— Делай все сама, — сказал Ланс
— Ты аккуратно работаешь.
— Чтобы держалось так же крепко, как и прежде, — сказала я.
— Зачем? Скорее всего, она возьмется за это снова. Ты ее рожу видела?
— Неважно. Если я оставлю в ней дыру, она будет страдать, а я думаю, что у нее и без того поводов достаточно.
Он расхохотался, и я поняла, что он меня проверял, старая хитрая мартышка.
— Франц прав. Где-то глубоко в тебе еще есть чувства. Надежда еще есть.
Он заговорщицки взглянул на анестезиолога и другую медсестру.
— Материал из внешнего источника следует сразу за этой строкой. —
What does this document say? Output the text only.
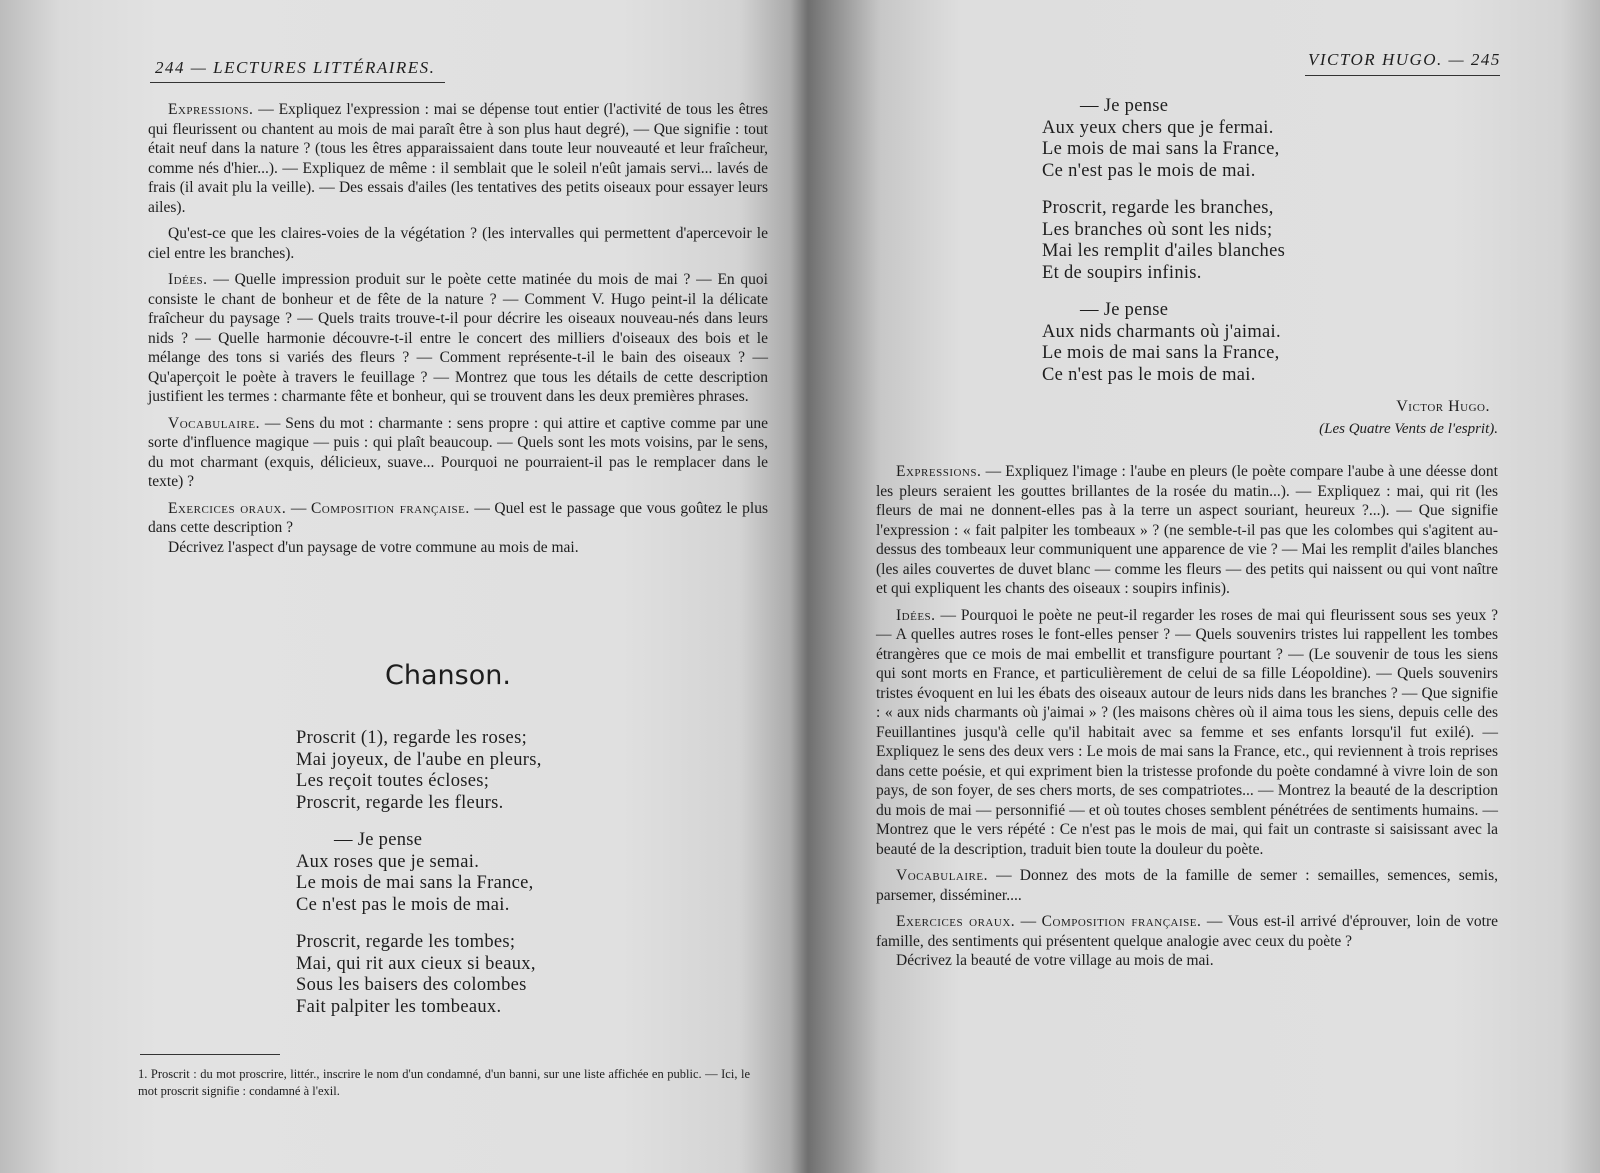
244 — LECTURES LITTÉRAIRES.

Expressions. — Expliquez l'expression : mai se dépense tout entier (l'activité de tous les êtres qui fleurissent ou chantent au mois de mai paraît être à son plus haut degré), — Que signifie : tout était neuf dans la nature ? (tous les êtres apparaissaient dans toute leur nouveauté et leur fraîcheur, comme nés d'hier...). — Expliquez de même : il semblait que le soleil n'eût jamais servi... lavés de frais (il avait plu la veille). — Des essais d'ailes (les tentatives des petits oiseaux pour essayer leurs ailes).

Qu'est-ce que les claires-voies de la végétation ? (les intervalles qui permettent d'apercevoir le ciel entre les branches).

Idées. — Quelle impression produit sur le poète cette matinée du mois de mai ? — En quoi consiste le chant de bonheur et de fête de la nature ? — Comment V. Hugo peint-il la délicate fraîcheur du paysage ? — Quels traits trouve-t-il pour décrire les oiseaux nouveau-nés dans leurs nids ? — Quelle harmonie découvre-t-il entre le concert des milliers d'oiseaux des bois et le mélange des tons si variés des fleurs ? — Comment représente-t-il le bain des oiseaux ? — Qu'aperçoit le poète à travers le feuillage ? — Montrez que tous les détails de cette description justifient les termes : charmante fête et bonheur, qui se trouvent dans les deux premières phrases.

Vocabulaire. — Sens du mot : charmante : sens propre : qui attire et captive comme par une sorte d'influence magique — puis : qui plaît beaucoup. — Quels sont les mots voisins, par le sens, du mot charmant (exquis, délicieux, suave... Pourquoi ne pourraient-il pas le remplacer dans le texte) ?

Exercices oraux. — Composition française. — Quel est le passage que vous goûtez le plus dans cette description ?

Décrivez l'aspect d'un paysage de votre commune au mois de mai.

Chanson.
Proscrit (1), regarde les roses;
Mai joyeux, de l'aube en pleurs,
Les reçoit toutes écloses;
Proscrit, regarde les fleurs.
— Je pense
Aux roses que je semai.
Le mois de mai sans la France,
Ce n'est pas le mois de mai.
Proscrit, regarde les tombes;
Mai, qui rit aux cieux si beaux,
Sous les baisers des colombes
Fait palpiter les tombeaux.
1. Proscrit : du mot proscrire, littér., inscrire le nom d'un condamné, d'un banni, sur une liste affichée en public. — Ici, le mot proscrit signifie : condamné à l'exil.
VICTOR HUGO. — 245
— Je pense
Aux yeux chers que je fermai.
Le mois de mai sans la France,
Ce n'est pas le mois de mai.
Proscrit, regarde les branches,
Les branches où sont les nids;
Mai les remplit d'ailes blanches
Et de soupirs infinis.
— Je pense
Aux nids charmants où j'aimai.
Le mois de mai sans la France,
Ce n'est pas le mois de mai.
Victor Hugo.
(Les Quatre Vents de l'esprit).

Expressions. — Expliquez l'image : l'aube en pleurs (le poète compare l'aube à une déesse dont les pleurs seraient les gouttes brillantes de la rosée du matin...). — Expliquez : mai, qui rit (les fleurs de mai ne donnent-elles pas à la terre un aspect souriant, heureux ?...). — Que signifie l'expression : « fait palpiter les tombeaux » ? (ne semble-t-il pas que les colombes qui s'agitent au-dessus des tombeaux leur communiquent une apparence de vie ? — Mai les remplit d'ailes blanches (les ailes couvertes de duvet blanc — comme les fleurs — des petits qui naissent ou qui vont naître et qui expliquent les chants des oiseaux : soupirs infinis).

Idées. — Pourquoi le poète ne peut-il regarder les roses de mai qui fleurissent sous ses yeux ? — A quelles autres roses le font-elles penser ? — Quels souvenirs tristes lui rappellent les tombes étrangères que ce mois de mai embellit et transfigure pourtant ? — (Le souvenir de tous les siens qui sont morts en France, et particulièrement de celui de sa fille Léopoldine). — Quels souvenirs tristes évoquent en lui les ébats des oiseaux autour de leurs nids dans les branches ? — Que signifie : « aux nids charmants où j'aimai » ? (les maisons chères où il aima tous les siens, depuis celle des Feuillantines jusqu'à celle qu'il habitait avec sa femme et ses enfants lorsqu'il fut exilé). — Expliquez le sens des deux vers : Le mois de mai sans la France, etc., qui reviennent à trois reprises dans cette poésie, et qui expriment bien la tristesse profonde du poète condamné à vivre loin de son pays, de son foyer, de ses chers morts, de ses compatriotes... — Montrez la beauté de la description du mois de mai — personnifié — et où toutes choses semblent pénétrées de sentiments humains. — Montrez que le vers répété : Ce n'est pas le mois de mai, qui fait un contraste si saisissant avec la beauté de la description, traduit bien toute la douleur du poète.

Vocabulaire. — Donnez des mots de la famille de semer : semailles, semences, semis, parsemer, disséminer....

Exercices oraux. — Composition française. — Vous est-il arrivé d'éprouver, loin de votre famille, des sentiments qui présentent quelque analogie avec ceux du poète ?

Décrivez la beauté de votre village au mois de mai.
Что ж, придется убить еще троих. Но под маской я не смогла сдержаться и улыбнулась.
Доминик
(Ария)
В то утро я вышла раньше, и у меня на это была веская причина: я не хотела оставаться в квартире, рискуя заполучить очередную семейную сцену от моей жены. По дороге в больницу я не торопилась, установила автопилот, чтобы попытаться разобраться в своей ситуации — не сделала ли я глупость, согласившись на ребенка? Может, стоило попросить ее подумать еще немного, в конце концов, я ведь ничего не подписывала, и тут передо мной остановился автобус. Вместо того чтобы объехать его, как я всегда это делала, я стала терпеливо ждать, пока он избавится от своего человеческого груза, и увидела, как из автобуса вышел человек, которого я ожидала здесь встретить в последнюю очередь.
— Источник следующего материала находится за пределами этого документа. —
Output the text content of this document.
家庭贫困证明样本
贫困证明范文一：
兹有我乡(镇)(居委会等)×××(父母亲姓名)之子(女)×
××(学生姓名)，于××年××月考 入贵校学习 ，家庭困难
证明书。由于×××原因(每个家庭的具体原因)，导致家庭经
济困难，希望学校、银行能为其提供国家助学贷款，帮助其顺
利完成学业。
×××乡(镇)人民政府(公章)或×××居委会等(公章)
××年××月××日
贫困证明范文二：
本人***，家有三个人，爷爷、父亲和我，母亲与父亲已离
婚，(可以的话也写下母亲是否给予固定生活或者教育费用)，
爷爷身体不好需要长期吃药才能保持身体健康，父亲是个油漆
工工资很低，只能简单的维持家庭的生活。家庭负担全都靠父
Когда поток машин тронулся с места, я догнала ее, опустила стекло и крикнула:
— Джинн!
Она обернулась, лицо у нее было мрачное, но, увидев меня, она просветлела, подошла к машине и наклонилась к окну:
— Ты в больницу?
— Да, подвезти?
— Отлично!
Она села, объяснила, что ее машина сломалась, ее бывший даже не потрудился зарядить аккумулятор перед тем, как она его выгнала. Я ненавязчиво спросила, почему они расстались, честно говоря, меня это удивило, потому что, насколько я помню, они были вместе уже три года. Я сказала:
— Может быть, это временно…
Она ответила:
— Нет, все в прошлом, я сыта по горло его претензиями, привычками, причудами, планами на ближайшее, среднее и далекое будущее, наши мнения во всем расходились, так зачем было терпеть его еще дольше? И потом, по вечерам я старалась лечь спать незаметно, потому что мне все меньше хотелось, чтобы он ко мне прикасался.
— Тебе что… не нравилось?
— О, еще как нравилось! Очень нравилось… — Сказав это, она замолчала, и от повисшей тишины меня бросило в дрожь. — Но я не хочу продолжать спать с человеком, с которым никогда ни в чем не соглашаюсь… Видишь ли, говорят, что ссоры хорошо заглаживать в постели и что секс разряжает обстановку, но я… у меня все иначе. Работа у меня, наверное, самая нервная на земле, но оперировать мне нравится, когда я оперирую, я совершенно расслабленна, а если занимаюсь любовью, то уж точно не для того, чтобы расслабиться.
Я засмеялась:
— Ты занимаешься любовью потому, что тебе это нравится.
Она покраснела:
— Да.
— А ему не нравилось?
— Не знаю. Я ничего об этом не знаю. Я вообще ничего о нем не знаю. В конце я уже не знала, кто это такой. Мы не разговаривали. Когда мне хотелось побыть с ним, он был погружен в свой компьютер; когда мне хотелось почитать, он лез ко мне со своими поцелуями в шею. Короче, мы никогда не были настроены на одну волну, и это стало меня утомлять, потому что, кроме секса, нас больше ничего не связывало. Мы больше не ходили в кино, к друзьям, в отпуске мы молчали.
Я вздохнула:
— Жить с врачом не так-то просто.
— Да. Особенно когда ты не влюблена.
— Ты не была в него влюблена?
— Больше не была. Какое-то время назад все прошло. Я уже не помню когда именно.
Она засмеялась.
— Что такое?
— Мне вспомнилась одна вещь, которую говорил доктор Карма.
— Ты сейчас у Кармы? В семьдесят седьмом? Не может быть! Рассказывай!